In case you think this is an isolated case, it’s worth examining exactly how broken medicine was until frighteningly recent times. The diagram on the opposite page contains two blobbograms, or ‘forest plots’, showing all the trials ever conducted to see whether giving streptokinase, a clot-busting drug, improves survival in patients who have had a heart attack.11

Look first only at the forest plot on the left. This is a conventional forest plot, from an academic journal, so it’s a little busier than the stylised one in the Cochrane logo. The principles, however, are exactly the same. Each horizontal line is a trial, and you can see that there is a hodgepodge of results, with some trials showing a benefit (they don’t touch the vertical line of no effect, headed ‘1’) and some showing no benefit (they do cross that line). At the bottom, however, you can see the summary effect – a dot on this old-fashioned blobbogram, rather than a diamond. And you can see very clearly that overall, streptokinase saves lives.
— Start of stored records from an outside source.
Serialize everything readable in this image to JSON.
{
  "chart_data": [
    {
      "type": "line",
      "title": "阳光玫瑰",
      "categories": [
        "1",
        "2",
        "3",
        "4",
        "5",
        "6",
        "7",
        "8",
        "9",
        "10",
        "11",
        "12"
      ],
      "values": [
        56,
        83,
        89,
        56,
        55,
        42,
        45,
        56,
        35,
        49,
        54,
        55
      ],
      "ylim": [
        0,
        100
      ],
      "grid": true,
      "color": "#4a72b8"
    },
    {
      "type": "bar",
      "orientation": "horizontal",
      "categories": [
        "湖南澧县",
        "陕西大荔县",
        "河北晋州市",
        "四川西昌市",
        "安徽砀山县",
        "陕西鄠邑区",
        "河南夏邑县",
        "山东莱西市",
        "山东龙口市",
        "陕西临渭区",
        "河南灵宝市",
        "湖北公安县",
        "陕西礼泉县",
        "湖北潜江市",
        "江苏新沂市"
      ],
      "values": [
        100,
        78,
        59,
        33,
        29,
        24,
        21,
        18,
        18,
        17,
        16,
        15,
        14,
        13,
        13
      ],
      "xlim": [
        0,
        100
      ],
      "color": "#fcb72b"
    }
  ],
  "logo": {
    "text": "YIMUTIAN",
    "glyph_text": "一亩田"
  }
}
So what’s that on the right? It’s something called a cumulative meta-analysis. If you look at the list of studies on the left of the diagram, you can see that they are arranged in order of date. The cumulative meta-analysis on the right adds in each new trial’s results, as they arrived over history, to the previous trials’ results. This gives the best possible running estimate, each year, of how the evidence would have looked at that time, if anyone had bothered to do a meta-analysis on all the data available to them. From this cumulative blobbogram you can see that the horizontal lines, the ‘summary effects’, narrow over time as more and more data is collected, and the estimate of the overall benefit of this treatment becomes more accurate. You can also see that these horizontal lines stopped touching the vertical line of no effect a very long time ago – and crucially, they do so a long time before we started giving streptokinase to everyone with a heart attack.

In case you haven’t spotted it for yourself already – to be fair, the entire medical profession was slow to catch on – this chart has devastating implications. Heart attacks are an incredibly common cause of death. We had a treatment that worked, and we had all the information we needed to know that it worked, but once again we didn’t bring it together systematically to get that correct answer. Half of the people in those trials at the bottom of the blobbogram were randomly assigned to receive no streptokinase, I think unethically, because we had all the information we needed to know that streptokinase worked: they were deprived of effective treatments. But they weren’t alone, because so were most of the rest of the people in the world at the time.

These stories illustrate, I hope, why systematic reviews and meta-analyses are so important: we need to bring together all of the evidence on a question, not just cherry-pick the bits that we stumble upon, or intuitively like the look of. Mercifully the medical profession has come to recognise this over the past couple of decades, and systematic reviews with meta-analyses are now used almost universally, to ensure that we have the most accurate possible summary of all the trials that have been done on a particular medical question.

But these stories also demonstrate why missing trial results are so dangerous. If one researcher or doctor ‘cherry-picks’, when summarising the existing evidence, and looks only at the trials that support their hunch, then they can produce a misleading picture of the research. That is a problem for that one individual (and for anyone who is unwise or unlucky enough to be influenced by them). But if we are all missing the negative trials, the entire medical and academic community, around the world, then when we pool the evidence to get the best possible view of what works – as we must do – we are all completely misled. We get a misleading impression of the treatment’s effectiveness: we incorrectly exaggerate its benefits; or perhaps even find incorrectly that an intervention was beneficial, when in reality it did harm.

Now that you understand the importance of systematic reviews, you can see why missing data matters. But you can also appreciate that when I explain how much trial data is missing, I am giving you a clean overview of the literature, because I will be explaining that evidence using systematic reviews.